To cut a long sausage short, at Rutland Water I was about to sink my teeth (or rather my Hungarian-made implants) into the roll, when I thought that it might be nice to balance that generally unwholesome product with something healthier, like ketchup. That, as I knew only too well, involved the challenge of either squeezing the red tomato sauce out of a stubbornly un-squeezable glass bottle (luckily, the cafe had none of those on display), or out of a no-less-stubbornly un-openable plastic packet.

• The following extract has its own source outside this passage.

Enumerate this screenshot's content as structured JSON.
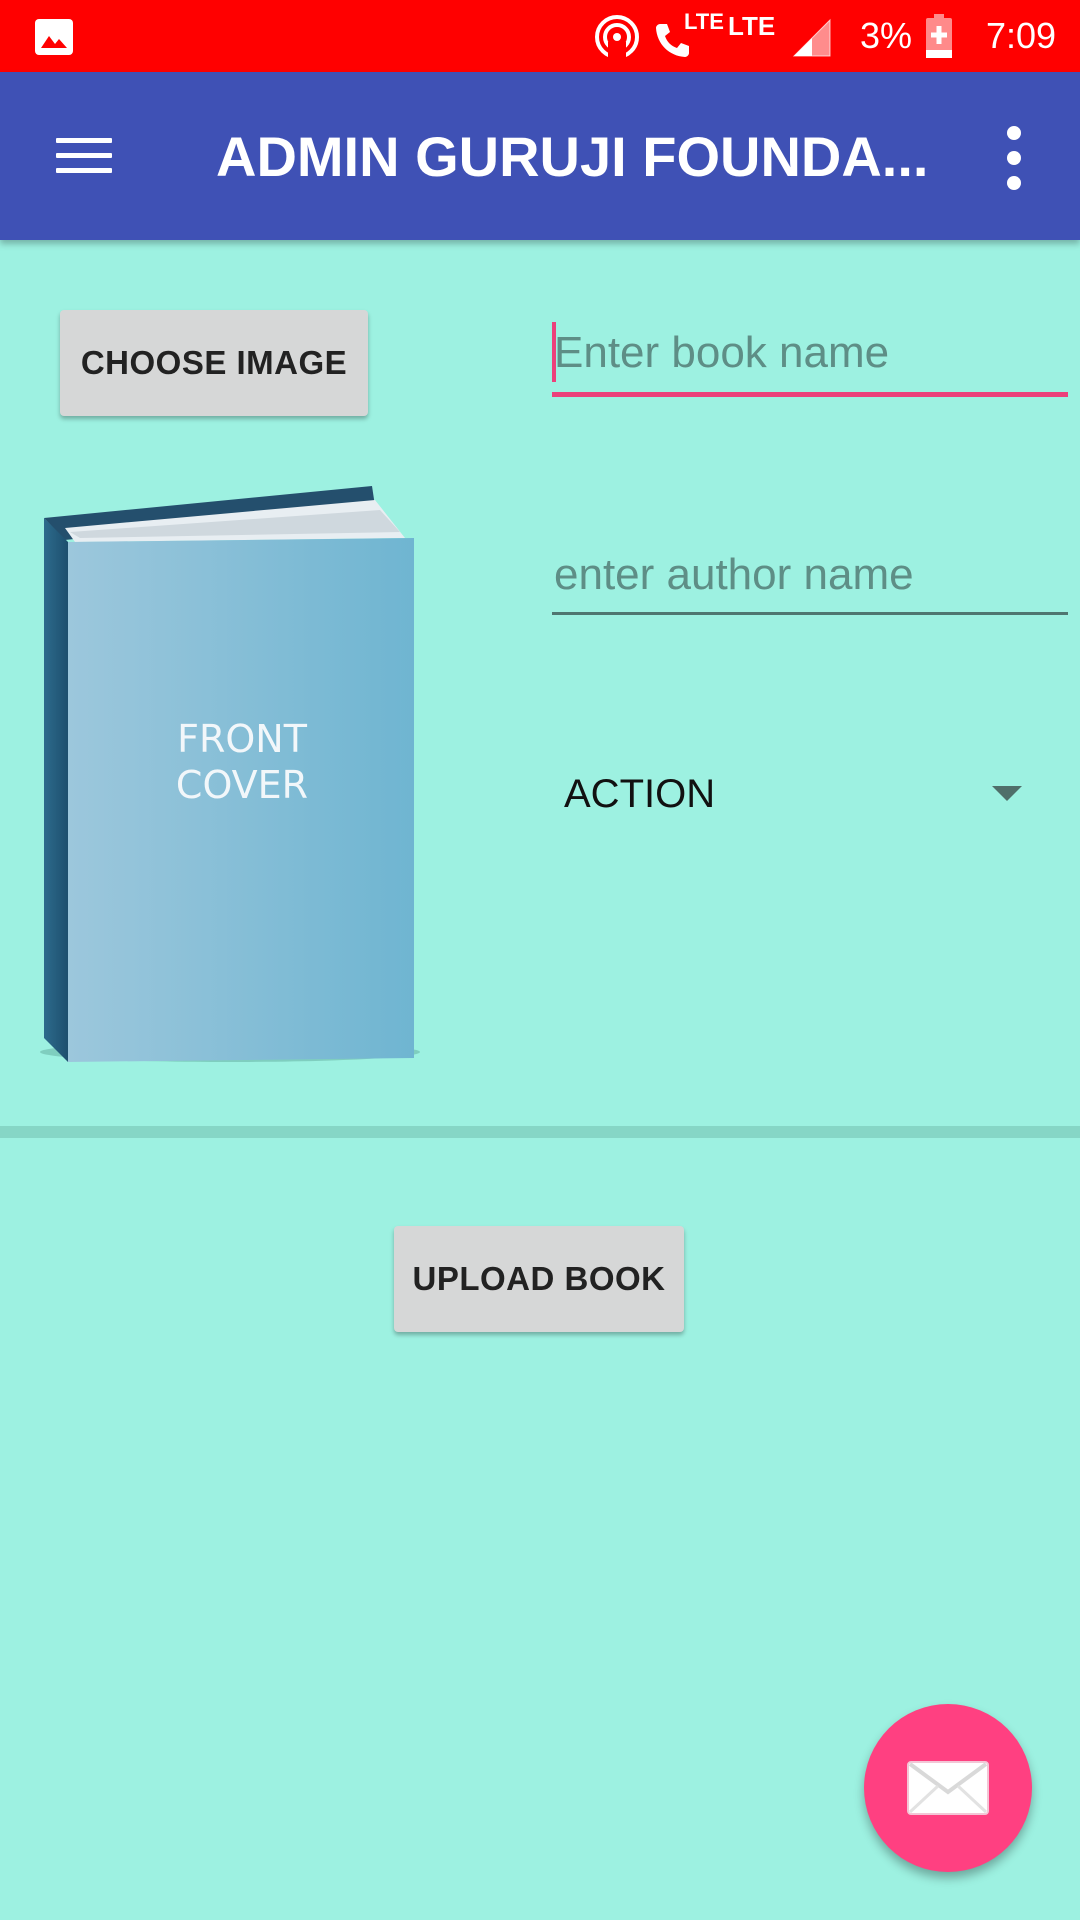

You can easily visualise my unexpected delight when one of the mentioned packets gave in easily, with a soft submissive rustle, at the corner, and I was able to squeeze all nine grams of ketchup onto the uncomplaining to-be-devoured sausage roll. Not quite ready to believe in my extraordinary luck, I tried another packet and yet another, and each of them opened with the same beautiful ease. Soon, my poor sausage roll came to resemble a miniature bloody crime scene, left behind by some tiny and untidy fork-sized homicidal maniac.
That seemingly insignificant occurrence greatly improved my mood. I can even say that it made my day. And the (tasty) Lincolnshire sausage roll had little to do with it. I was relieved to realise that the country that produces the world’s best vacuum cleaners and nuclear submarines is capable, after all, of engineering a reliable and easy-to-open ketchup packet. For there’s nothing that stresses people out more than little everyday irritations. Glory to the anonymous, yet ingeniously inventive, ketchup-packet makers and breakers! Hooray!